We've reached the end of another school year, which is
always a great time for any student to look ahead. One topic perfect for this
is student loans, especially if you're not returning to school in the fall.
Federal student loan borrowers receive a grace period before
their first payments are due. Yet, when that first bill arrives, many have the
same reaction: surprise. They're not only surprised that their payments are
due, but they're also surprised at just how expensive they are.
The idea of how interest works challenges many people – not
just student loan borrowers. But in short, while you were in school working on
your degree, interest was hard at work too, potentially increasing the amount
you owe. Understandably, this is not a fun surprise for students. However, that
doesn't mean that "fun" student loan surprises don't exist – although
they may be just "fun" to the Student Loan Ranger.
SALT recently pulled together an infographic of 25
surprising student loan facts. Let's dig into three of the most interesting
ones. If you're surprised as to how much you owe, these facts can help you
successfully manage your debt – whether you just started repayment or not.
Fact 1: If you have an unresolved federal student loan
conflict, you can contact the federal Ombudsman for neutral help.
Dealing with student loan issues can feel overwhelming. So
much information is out there, and so many resources can help you make sense of
it all – or do the exact opposite.
Fortunately, as a borrower, you have an ace up your sleeve.
One place will always offer you neutral assistance: the federal student loan
ombudsman. OK, two places — the ombudsman and the Student Loan Ranger.

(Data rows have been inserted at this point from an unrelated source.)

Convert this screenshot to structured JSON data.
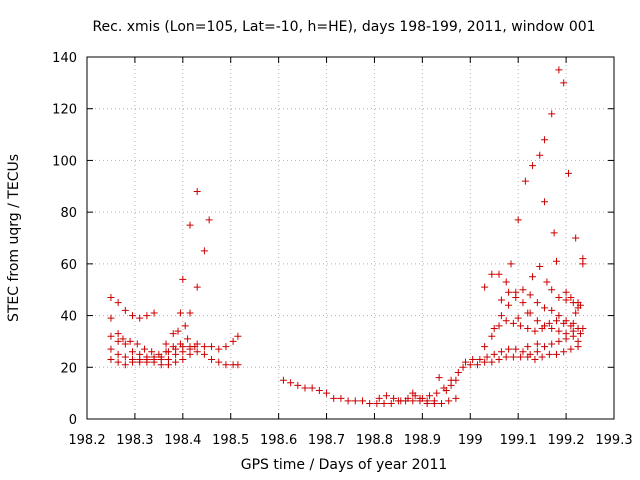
{
  "chart_data": {
    "type": "scatter",
    "title": "Rec. xmis (Lon=105, Lat=-10, h=HE), days 198-199, 2011, window 001",
    "xlabel": "GPS time / Days of year 2011",
    "ylabel": "STEC from uqrg / TECUs",
    "xlim": [
      198.2,
      199.3
    ],
    "ylim": [
      0,
      140
    ],
    "xticks": [
      "198.2",
      "198.3",
      "198.4",
      "198.5",
      "198.6",
      "198.7",
      "198.8",
      "198.9",
      "199",
      "199.1",
      "199.2",
      "199.3"
    ],
    "yticks": [
      "0",
      "20",
      "40",
      "60",
      "80",
      "100",
      "120",
      "140"
    ],
    "marker_color": "#cc0000",
    "series": [
      {
        "name": "STEC",
        "points": [
          [
            198.25,
            47
          ],
          [
            198.265,
            45
          ],
          [
            198.28,
            42
          ],
          [
            198.295,
            40
          ],
          [
            198.31,
            39
          ],
          [
            198.325,
            40
          ],
          [
            198.34,
            41
          ],
          [
            198.25,
            39
          ],
          [
            198.265,
            33
          ],
          [
            198.275,
            31
          ],
          [
            198.29,
            30
          ],
          [
            198.305,
            29
          ],
          [
            198.32,
            27
          ],
          [
            198.335,
            26
          ],
          [
            198.35,
            25
          ],
          [
            198.365,
            26
          ],
          [
            198.38,
            28
          ],
          [
            198.395,
            29
          ],
          [
            198.41,
            31
          ],
          [
            198.425,
            28
          ],
          [
            198.25,
            32
          ],
          [
            198.265,
            30
          ],
          [
            198.28,
            29
          ],
          [
            198.295,
            26
          ],
          [
            198.31,
            25
          ],
          [
            198.325,
            24
          ],
          [
            198.34,
            24
          ],
          [
            198.355,
            23
          ],
          [
            198.37,
            23
          ],
          [
            198.385,
            25
          ],
          [
            198.4,
            26
          ],
          [
            198.415,
            28
          ],
          [
            198.43,
            29
          ],
          [
            198.445,
            28
          ],
          [
            198.46,
            28
          ],
          [
            198.475,
            27
          ],
          [
            198.49,
            28
          ],
          [
            198.505,
            30
          ],
          [
            198.515,
            32
          ],
          [
            198.25,
            27
          ],
          [
            198.265,
            25
          ],
          [
            198.28,
            24
          ],
          [
            198.295,
            23
          ],
          [
            198.31,
            23
          ],
          [
            198.325,
            22
          ],
          [
            198.34,
            22
          ],
          [
            198.355,
            21
          ],
          [
            198.37,
            21
          ],
          [
            198.385,
            22
          ],
          [
            198.4,
            23
          ],
          [
            198.415,
            25
          ],
          [
            198.43,
            26
          ],
          [
            198.445,
            25
          ],
          [
            198.46,
            23
          ],
          [
            198.475,
            22
          ],
          [
            198.49,
            21
          ],
          [
            198.505,
            21
          ],
          [
            198.515,
            21
          ],
          [
            198.25,
            23
          ],
          [
            198.265,
            22
          ],
          [
            198.28,
            21
          ],
          [
            198.295,
            22
          ],
          [
            198.31,
            22
          ],
          [
            198.325,
            23
          ],
          [
            198.34,
            23
          ],
          [
            198.355,
            24
          ],
          [
            198.37,
            26
          ],
          [
            198.385,
            27
          ],
          [
            198.4,
            28
          ],
          [
            198.415,
            27
          ],
          [
            198.39,
            34
          ],
          [
            198.405,
            36
          ],
          [
            198.395,
            41
          ],
          [
            198.4,
            54
          ],
          [
            198.415,
            41
          ],
          [
            198.415,
            75
          ],
          [
            198.43,
            88
          ],
          [
            198.43,
            51
          ],
          [
            198.445,
            65
          ],
          [
            198.455,
            77
          ],
          [
            198.365,
            29
          ],
          [
            198.38,
            33
          ],
          [
            198.61,
            15
          ],
          [
            198.625,
            14
          ],
          [
            198.64,
            13
          ],
          [
            198.655,
            12
          ],
          [
            198.67,
            12
          ],
          [
            198.685,
            11
          ],
          [
            198.7,
            10
          ],
          [
            198.715,
            8
          ],
          [
            198.73,
            8
          ],
          [
            198.745,
            7
          ],
          [
            198.76,
            7
          ],
          [
            198.775,
            7
          ],
          [
            198.79,
            6
          ],
          [
            198.805,
            6
          ],
          [
            198.82,
            6
          ],
          [
            198.835,
            6
          ],
          [
            198.85,
            7
          ],
          [
            198.865,
            7
          ],
          [
            198.88,
            7
          ],
          [
            198.895,
            7
          ],
          [
            198.91,
            6
          ],
          [
            198.925,
            6
          ],
          [
            198.94,
            6
          ],
          [
            198.955,
            7
          ],
          [
            198.97,
            8
          ],
          [
            198.81,
            8
          ],
          [
            198.825,
            9
          ],
          [
            198.84,
            8
          ],
          [
            198.855,
            7
          ],
          [
            198.87,
            8
          ],
          [
            198.885,
            9
          ],
          [
            198.9,
            8
          ],
          [
            198.915,
            9
          ],
          [
            198.93,
            10
          ],
          [
            198.945,
            12
          ],
          [
            198.96,
            15
          ],
          [
            198.975,
            18
          ],
          [
            198.88,
            10
          ],
          [
            198.895,
            8
          ],
          [
            198.91,
            7
          ],
          [
            198.925,
            7
          ],
          [
            198.935,
            16
          ],
          [
            198.95,
            11
          ],
          [
            198.96,
            13
          ],
          [
            198.97,
            15
          ],
          [
            198.985,
            20
          ],
          [
            199.0,
            21
          ],
          [
            199.015,
            21
          ],
          [
            199.03,
            22
          ],
          [
            199.045,
            22
          ],
          [
            199.06,
            23
          ],
          [
            199.075,
            24
          ],
          [
            199.09,
            24
          ],
          [
            199.105,
            24
          ],
          [
            199.12,
            24
          ],
          [
            199.135,
            23
          ],
          [
            199.15,
            24
          ],
          [
            199.165,
            25
          ],
          [
            199.18,
            25
          ],
          [
            199.195,
            26
          ],
          [
            199.21,
            27
          ],
          [
            199.225,
            28
          ],
          [
            198.99,
            22
          ],
          [
            199.005,
            23
          ],
          [
            199.02,
            23
          ],
          [
            199.035,
            24
          ],
          [
            199.05,
            25
          ],
          [
            199.065,
            26
          ],
          [
            199.08,
            27
          ],
          [
            199.095,
            27
          ],
          [
            199.11,
            26
          ],
          [
            199.125,
            25
          ],
          [
            199.14,
            26
          ],
          [
            199.155,
            28
          ],
          [
            199.17,
            29
          ],
          [
            199.185,
            30
          ],
          [
            199.2,
            31
          ],
          [
            199.215,
            32
          ],
          [
            199.23,
            33
          ],
          [
            199.03,
            28
          ],
          [
            199.045,
            32
          ],
          [
            199.06,
            36
          ],
          [
            199.075,
            38
          ],
          [
            199.09,
            37
          ],
          [
            199.105,
            36
          ],
          [
            199.12,
            35
          ],
          [
            199.135,
            34
          ],
          [
            199.15,
            35
          ],
          [
            199.165,
            37
          ],
          [
            199.18,
            38
          ],
          [
            199.195,
            37
          ],
          [
            199.21,
            36
          ],
          [
            199.225,
            35
          ],
          [
            199.235,
            35
          ],
          [
            199.05,
            35
          ],
          [
            199.065,
            40
          ],
          [
            199.08,
            44
          ],
          [
            199.095,
            47
          ],
          [
            199.11,
            50
          ],
          [
            199.125,
            48
          ],
          [
            199.14,
            45
          ],
          [
            199.155,
            43
          ],
          [
            199.17,
            42
          ],
          [
            199.185,
            40
          ],
          [
            199.2,
            38
          ],
          [
            199.215,
            37
          ],
          [
            199.23,
            44
          ],
          [
            199.065,
            46
          ],
          [
            199.08,
            49
          ],
          [
            199.095,
            49
          ],
          [
            199.11,
            45
          ],
          [
            199.125,
            41
          ],
          [
            199.14,
            38
          ],
          [
            199.155,
            36
          ],
          [
            199.17,
            35
          ],
          [
            199.185,
            34
          ],
          [
            199.2,
            33
          ],
          [
            199.215,
            34
          ],
          [
            199.225,
            30
          ],
          [
            199.03,
            51
          ],
          [
            199.045,
            56
          ],
          [
            199.06,
            56
          ],
          [
            199.075,
            53
          ],
          [
            199.085,
            60
          ],
          [
            199.1,
            77
          ],
          [
            199.115,
            92
          ],
          [
            199.13,
            98
          ],
          [
            199.145,
            102
          ],
          [
            199.155,
            108
          ],
          [
            199.155,
            84
          ],
          [
            199.17,
            118
          ],
          [
            199.175,
            72
          ],
          [
            199.185,
            135
          ],
          [
            199.195,
            130
          ],
          [
            199.205,
            95
          ],
          [
            199.22,
            70
          ],
          [
            199.235,
            62
          ],
          [
            199.235,
            60
          ],
          [
            199.18,
            61
          ],
          [
            199.2,
            49
          ],
          [
            199.215,
            45
          ],
          [
            199.225,
            43
          ],
          [
            199.13,
            55
          ],
          [
            199.145,
            59
          ],
          [
            199.16,
            53
          ],
          [
            199.17,
            50
          ],
          [
            199.185,
            47
          ],
          [
            199.2,
            46
          ],
          [
            199.225,
            45
          ],
          [
            199.1,
            39
          ],
          [
            199.12,
            41
          ],
          [
            199.14,
            29
          ],
          [
            199.12,
            28
          ],
          [
            199.21,
            47
          ],
          [
            199.22,
            41
          ]
        ]
      }
    ]
  }
}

According to the U.S. Department of Education, the ombudsman
is "a neutral, informal, and confidential resource to help resolve
disputes about your federal student loans." If you have a loan dispute
that you simply can't resolve in any other fashion, contact the ombudsman. Such
disputes could include discrepancies about federal loan balances; issues
related to default, bankruptcy, tax offsets and other concerns; and questions
about postponement, discharge and forgiveness requirements.
Fact 2: Some employers offer benefits that can help you
manage your student loan debt after college.
Odds are, you're familiar with companies helping pay for
their employees to gain additional schooling. Employers see this as a way to
invest in their people, with the return on that investment being employees who
improve their skills, move up in the organization and do more work for them.
However, some employers will pay for your education after you complete it – and
not just via tuition reimbursement.
Some employers offer loan repayment assistance programs,
known as LRAPs, or other loan repayment benefits as part of their total
compensation. These plans may provide a stipend to employees to help cover
their loan costs, or they may reimburse employees for loan payments they've
already made.
To find out if your company participates in such a program,
contact your human resources team. This benefit is something this Student Loan
Ranger has used firsthand, and based on that experience, we can vouch for just
how helpful it can be.
Fact 3: In extreme cases, student loan borrowers can reduce
their payments to as little as zero dollars per month.
Federal student loan borrowers may be eligible to take
advantage of a number of different income-driven repayment plans. These plans
can seriously shrink your payments, based on your income and your family size.
What some borrowers might not realize, though, is just how
small a payment can actually be. If you qualify for income-based repayment or
Pay As You Earn, you could actually pay zero dollars per month – but you don't
have to send in a check or anything.
Qualifying for zero dollar payments has its pros and cons.
On the downside, paying less each month means you could pay more overall, as
your loan will have more time to accrue interest. On the bright side, IBR and
Pay As You Earn both offer Education loan for MBA
forgiveness after you make a specific number of eligible payments, and zero
dollar payments are considered eligible.
When deciding to switch repayment plans, you'll want to
calculate how exactly it will affect you, now and in the long run. Decreasing
your payments ultimately may not make sense for you, but it's still a nice,
surprising option to have if you need it.